"It is only too true," said Amroth; "you enjoyed your perplexity; I daresay you called it faith to yourself! It was that which made you weak. You lost your temper with Lucius, you made a miserable fight of it—and even in prison you could not recognise that you were in fault. You did better at the trial—I fully admit that you behaved well there—but the fault is in this, that this girl gave you her heart and her confidence, and you despised them. Your mind was taken up with other things; a very little more, and you would be fit for the intellectual paradise. There," he said, "I have nearly done! You may be angry if you will, but that is the truth. You have a wrong idea of this place. It is not plain sailing here. Life here is a very serious, very intricate, very difficult business. The only complications which are removed are the complications of the body; but one has anxious and trying responsibilities all the same, and you have trifled with them. You must not delude yourself. You have many good qualities. You have some courage, much ingenuity, keen interests, and a good deal of conscientiousness; but you have the makings of a dilettante, the readiness to delude yourself that the particular little work you are engaged in is excessively and peculiarly important. You have got the proportion all wrong."

I had a feeling of intense anger and bitterness at all this; but as he spoke, the scales seemed to fall from my eyes, and I saw that Amroth was right. I wrestled with myself in silence.

Presently I said, "Amroth, I believe you are right, though I think at this moment that you have stated all this rather harshly. But I do see that it can be no pleasure to you to state it, though I fear I shall never regain my pleasure in your company."

"There," said Amroth, "that is sentiment again!"

This put me into a great passion.

"Very well," I said, "I will say no more. Perhaps you will just be good enough to tell me what I am to do with Cynthia, and where I am to go, and then I will trouble you no longer."
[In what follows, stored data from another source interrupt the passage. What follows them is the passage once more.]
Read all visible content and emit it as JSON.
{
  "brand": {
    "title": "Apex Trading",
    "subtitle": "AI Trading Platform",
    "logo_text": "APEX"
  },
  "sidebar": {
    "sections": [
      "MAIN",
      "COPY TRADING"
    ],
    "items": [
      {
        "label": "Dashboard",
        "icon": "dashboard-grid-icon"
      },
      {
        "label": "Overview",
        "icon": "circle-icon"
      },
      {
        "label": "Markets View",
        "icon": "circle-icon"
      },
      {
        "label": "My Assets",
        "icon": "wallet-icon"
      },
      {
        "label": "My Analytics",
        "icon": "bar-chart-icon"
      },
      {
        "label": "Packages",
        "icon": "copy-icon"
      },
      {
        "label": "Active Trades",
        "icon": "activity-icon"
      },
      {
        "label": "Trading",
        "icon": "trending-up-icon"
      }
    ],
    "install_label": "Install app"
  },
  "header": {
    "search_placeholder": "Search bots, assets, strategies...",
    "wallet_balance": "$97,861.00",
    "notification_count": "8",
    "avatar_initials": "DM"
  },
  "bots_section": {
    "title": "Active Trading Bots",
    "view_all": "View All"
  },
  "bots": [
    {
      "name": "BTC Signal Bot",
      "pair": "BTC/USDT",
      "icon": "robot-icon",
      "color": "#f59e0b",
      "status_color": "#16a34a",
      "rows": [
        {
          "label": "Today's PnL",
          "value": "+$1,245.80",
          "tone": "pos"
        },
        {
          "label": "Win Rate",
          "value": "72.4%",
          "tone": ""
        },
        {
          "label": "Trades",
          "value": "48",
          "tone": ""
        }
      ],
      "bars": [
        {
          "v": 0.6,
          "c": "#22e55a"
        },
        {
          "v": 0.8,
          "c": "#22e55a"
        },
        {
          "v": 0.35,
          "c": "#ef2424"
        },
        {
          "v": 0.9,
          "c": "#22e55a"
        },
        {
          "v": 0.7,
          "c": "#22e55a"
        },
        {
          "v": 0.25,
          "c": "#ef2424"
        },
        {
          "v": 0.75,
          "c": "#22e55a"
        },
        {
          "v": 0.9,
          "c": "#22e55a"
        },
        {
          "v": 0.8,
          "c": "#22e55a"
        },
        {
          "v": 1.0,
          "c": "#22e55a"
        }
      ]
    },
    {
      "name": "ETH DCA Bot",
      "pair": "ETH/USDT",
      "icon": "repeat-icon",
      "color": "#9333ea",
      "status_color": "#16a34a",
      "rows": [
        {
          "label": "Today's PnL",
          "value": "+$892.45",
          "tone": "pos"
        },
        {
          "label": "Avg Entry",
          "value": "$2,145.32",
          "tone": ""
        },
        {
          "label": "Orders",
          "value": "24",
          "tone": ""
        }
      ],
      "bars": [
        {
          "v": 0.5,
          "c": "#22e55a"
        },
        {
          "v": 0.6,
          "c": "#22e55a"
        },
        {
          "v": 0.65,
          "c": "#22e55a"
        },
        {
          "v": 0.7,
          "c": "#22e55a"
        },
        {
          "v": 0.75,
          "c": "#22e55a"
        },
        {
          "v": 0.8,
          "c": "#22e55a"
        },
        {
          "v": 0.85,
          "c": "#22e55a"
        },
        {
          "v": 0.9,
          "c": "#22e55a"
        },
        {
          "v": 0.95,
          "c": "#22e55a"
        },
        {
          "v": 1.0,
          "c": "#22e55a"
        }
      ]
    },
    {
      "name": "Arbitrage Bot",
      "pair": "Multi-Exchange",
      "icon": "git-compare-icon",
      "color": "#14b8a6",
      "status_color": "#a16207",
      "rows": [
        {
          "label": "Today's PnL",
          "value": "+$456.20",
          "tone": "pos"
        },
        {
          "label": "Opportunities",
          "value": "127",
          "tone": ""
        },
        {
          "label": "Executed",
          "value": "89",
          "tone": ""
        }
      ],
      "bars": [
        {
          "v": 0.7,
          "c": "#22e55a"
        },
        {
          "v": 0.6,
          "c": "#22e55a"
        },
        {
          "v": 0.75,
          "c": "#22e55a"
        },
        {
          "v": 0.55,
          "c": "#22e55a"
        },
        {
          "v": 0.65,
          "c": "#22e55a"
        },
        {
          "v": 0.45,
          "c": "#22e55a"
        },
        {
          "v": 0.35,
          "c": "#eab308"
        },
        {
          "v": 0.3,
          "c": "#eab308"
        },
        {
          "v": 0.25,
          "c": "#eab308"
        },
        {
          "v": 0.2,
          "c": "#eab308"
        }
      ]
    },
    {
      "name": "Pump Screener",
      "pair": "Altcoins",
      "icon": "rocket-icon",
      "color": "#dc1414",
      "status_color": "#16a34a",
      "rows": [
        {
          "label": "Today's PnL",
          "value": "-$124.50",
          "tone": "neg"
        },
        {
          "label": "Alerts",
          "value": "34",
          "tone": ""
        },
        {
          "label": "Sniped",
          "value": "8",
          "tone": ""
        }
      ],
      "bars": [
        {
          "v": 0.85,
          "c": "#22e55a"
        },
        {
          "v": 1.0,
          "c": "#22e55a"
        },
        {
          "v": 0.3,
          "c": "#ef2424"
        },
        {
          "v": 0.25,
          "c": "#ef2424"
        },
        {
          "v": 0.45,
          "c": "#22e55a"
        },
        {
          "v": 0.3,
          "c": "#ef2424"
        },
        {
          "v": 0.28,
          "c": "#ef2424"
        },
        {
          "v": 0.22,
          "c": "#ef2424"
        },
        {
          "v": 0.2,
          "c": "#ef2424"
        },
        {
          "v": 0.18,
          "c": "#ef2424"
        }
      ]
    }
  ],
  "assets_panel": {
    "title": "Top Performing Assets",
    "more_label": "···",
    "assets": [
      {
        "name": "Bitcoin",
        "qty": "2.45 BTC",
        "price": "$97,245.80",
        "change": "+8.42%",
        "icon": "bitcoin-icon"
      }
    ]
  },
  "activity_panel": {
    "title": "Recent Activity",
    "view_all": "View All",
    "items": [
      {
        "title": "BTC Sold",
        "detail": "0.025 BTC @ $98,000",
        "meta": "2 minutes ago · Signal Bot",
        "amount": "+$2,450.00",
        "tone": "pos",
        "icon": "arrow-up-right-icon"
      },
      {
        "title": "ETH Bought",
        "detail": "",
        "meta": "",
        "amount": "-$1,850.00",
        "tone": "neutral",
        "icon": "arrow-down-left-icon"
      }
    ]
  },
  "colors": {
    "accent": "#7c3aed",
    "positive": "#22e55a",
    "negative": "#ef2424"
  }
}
"Oh," said Amroth with a sneer, "I have no doubt you can find some very nice semidetached villas hereabouts. Why not settle down, and make the poor girl a little mote worthy of yourself?"

At this I turned from him in great anger, and left him standing where he was. If ever I hated any one, I hated Amroth at that moment. I went back to Cynthia.

"I have come back to you, dear," I said. "Can you trust me and go with me? No one here seems inclined to help us, and we must just help each other."

At which Cynthia rose and flung herself into my arms.